— П-позвольте… что это такое? — ошеломленно выдохнул Сковородин.
— Это то, чего не должно быть.
— Как это «не должно быть»?! Вы от чьего имени говорите?
— От своего собственного имени! Я, Платонов, запрещаю вам, Петр Семенович, подписывать этот приказ.
— Вы?! Мой заместитель! Да какое вы имеете право запрещать мне, вашему начальнику?
— А я говорю с вами не как заместитель с начальником, а как коммунист с коммунистом, и как человек, который во имя нашей общей цели — коммунизма — не может допустить, чтобы ваш опыт, знания и талант обратились в игрушку… слабостей и противоречий вашего нелегкого характера!.. Во имя нашей коммунистической общности, я не имею права быть равнодушным, я обязан, поймите, обязан перед своей партийной совестью оградить нас от этих случайных, но непомерно «раскаленных» чувств, которые разрушительно действуют на вас!.. А ваш опыт и талант принадлежат не только вам лично, а также и нам, обществу…
Они сидели друг против друга за массивным письменным столом — молчаливый, вдруг притихший Сковородин и вполголоса, но четко убеждающий его Платонов. На первый взгляд казалось, что Платонов с обычным своим спокойствием и обстоятельностью что-то докладывает, а главный конструктор внимательно его слушает. Но в действительности происходило нечто неожиданное для Петра Семеновича. Никто и никогда не осмеливался так говорить с ним, а этот человек, зависящий от него, руководителя, безбоязненно раскрыл ему, Сковородину, не силу и глубину его конструкторской личности, а круг мелких, им же самим искусственно «раскаленных» чувств и ложных доводов — круг, из которого ему надо выйти «на простор». Петр Семенович ощутил себя самого как бы стоящим перед глухой, тяжелой дверью, которую помогает ему растворить этот смелый и настойчивый человек. Кажется, впервые в жизни Петр Семенович не смог подыскать слов и мыслей, чтобы опровергнуть доводы Платонова.
— Что же мы будем делать… с Мельниковым? — наконец устало спросил Сковородин.
— Самое справедливое — оставить все как есть… Кстати, Петр Семенович, в этом решении вам очень поможет одно обстоятельство… с которым я немедленно вас ознакомлю… — И Платонов вынул из портфеля серую папку. — Здесь дневник бригады Петра Мельникова.
— Откуда это у вас? — изумился Сковородин.
— Я взял в бригаде, для прочтения. Я ведь почти каждый день захожу к ним, это совсем близко: влево от центрального коридора. Хорошо ребята работают, а Петя Мельников, наш чертежник и в недалеком будущем инженер, показал себя оч-чень способным бригадиром!

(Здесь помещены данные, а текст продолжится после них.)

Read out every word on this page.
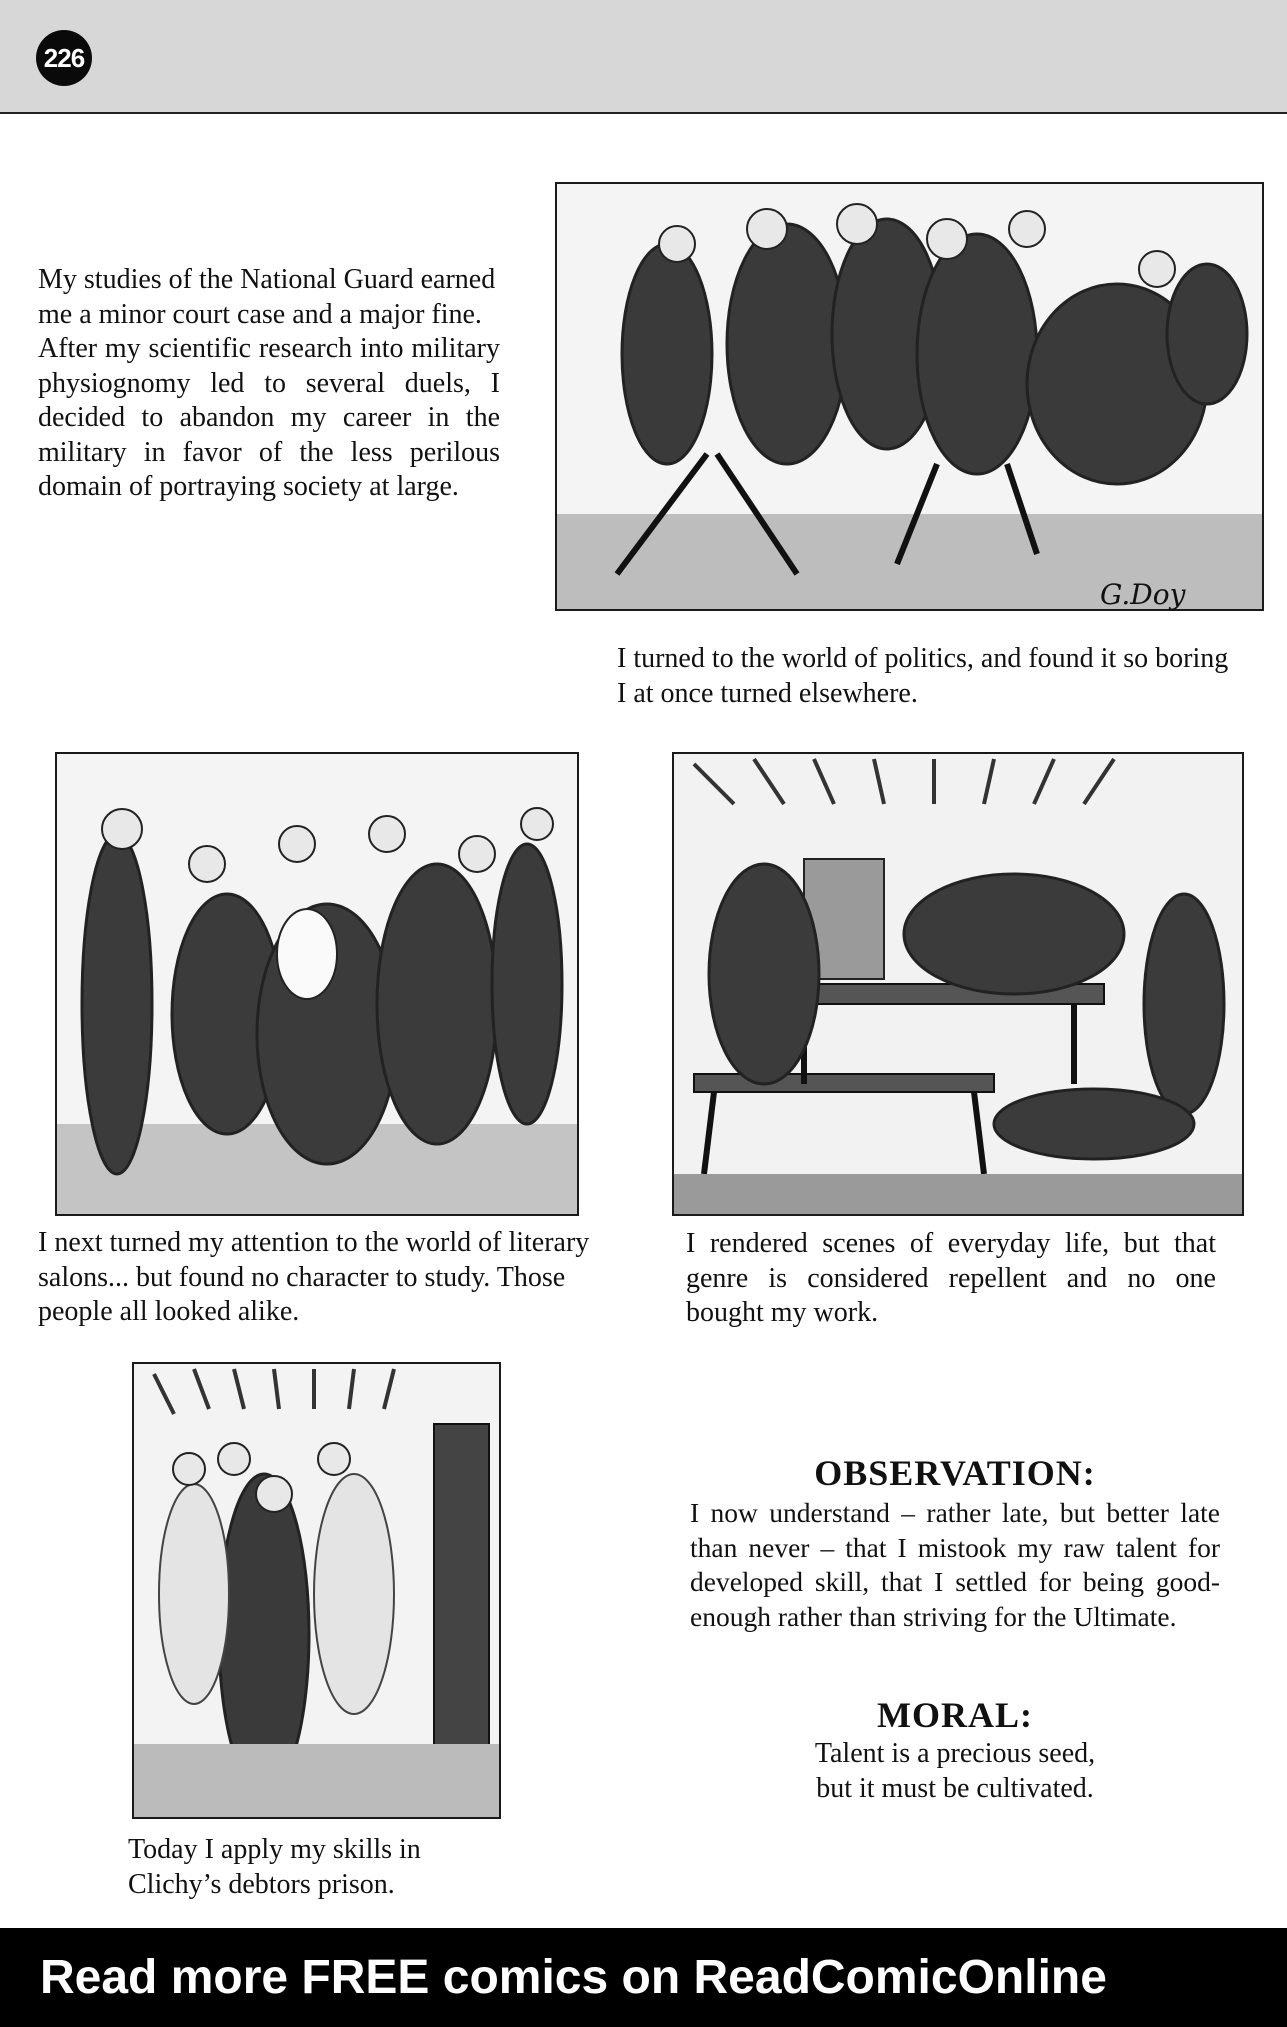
226
My studies of the National Guard earned me a minor court case and a major fine.
After my scientific research into military physiognomy led to several duels, I decided to abandon my career in the military in favor of the less perilous domain of portraying society at large.
G.Doy
I turned to the world of politics, and found it so boring I at once turned elsewhere.
I next turned my attention to the world of literary salons... but found no character to study. Those people all looked alike.
I rendered scenes of everyday life, but that genre is considered repellent and no one bought my work.
Today I apply my skills in Clichy’s debtors prison.
OBSERVATION:
I now understand – rather late, but better late than never – that I mistook my raw talent for developed skill, that I settled for being good-enough rather than striving for the Ultimate.
MORAL:
Talent is a precious seed,
but it must be cultivated.
Read more FREE comics on ReadComicOnline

Платонов так жизнерадостно закивал, что Петр Семенович не удержался от неопределенного междометия:
— Н-ну… что ж… возможно…
Когда Платонов вышел, Сковородин, будто что-то давно искомое, вдруг вложил серую папку в свой большой объемистый портфель.
Дома его встретила усталая, встревоженная Натэлла Георгиевна. Воспаление легких у Галины проходило тяжело.
— Температура опять подскочила вверх. Днем было около тридцати восьми, а сейчас тридцать девять и четыре… и все время бредит…
Оба, чуть дыша, подошли к кровати больной дочери. Ее потемневшие, будто налитые жаром, губы то судорожно сжимались, то как-то незнакомо ловили воздух. «Ты… ты…» — долетел до слуха родителей ее хриплый, задыхающийся шепот.
— Вот и сегодня она все время шепчет это несчастное «ты… ты…», — рассказывала Натэлла Георгиевна. — К кому это «ты» относится… едва ли к нам с тобой… вернее всего, к Пете Мельникову: в больном мозгу сильнее всего отпечатываются тревоги и печали…
— Никогда бы не подумал, что Галина способна так переживать…
— А вот теперь ты сам убедился… ведь недаром же пословица есть: «Что имеем, не храним, потерявши — плачем». Петя Мельников, как я всегда замечала, так открыто и сердечно выражал Галинке свою преданность, что наша дочка даже не научилась это ценить. Ах, все это очень тяжелая история, милый!
Натэлла Георгиевна даже слегка всхлипнула, а Петр Семенович только сейчас заметил, как нарушилась за это время обычная ее женственная подтянутость уже с самого утра. Сейчас ее длинные косы опять были небрежно перевязаны на спине, а на плечи наброшен первый попавшийся ей под руку старый халат.
«И когда только кончим мы этак мучиться?» — вздохнул он про себя.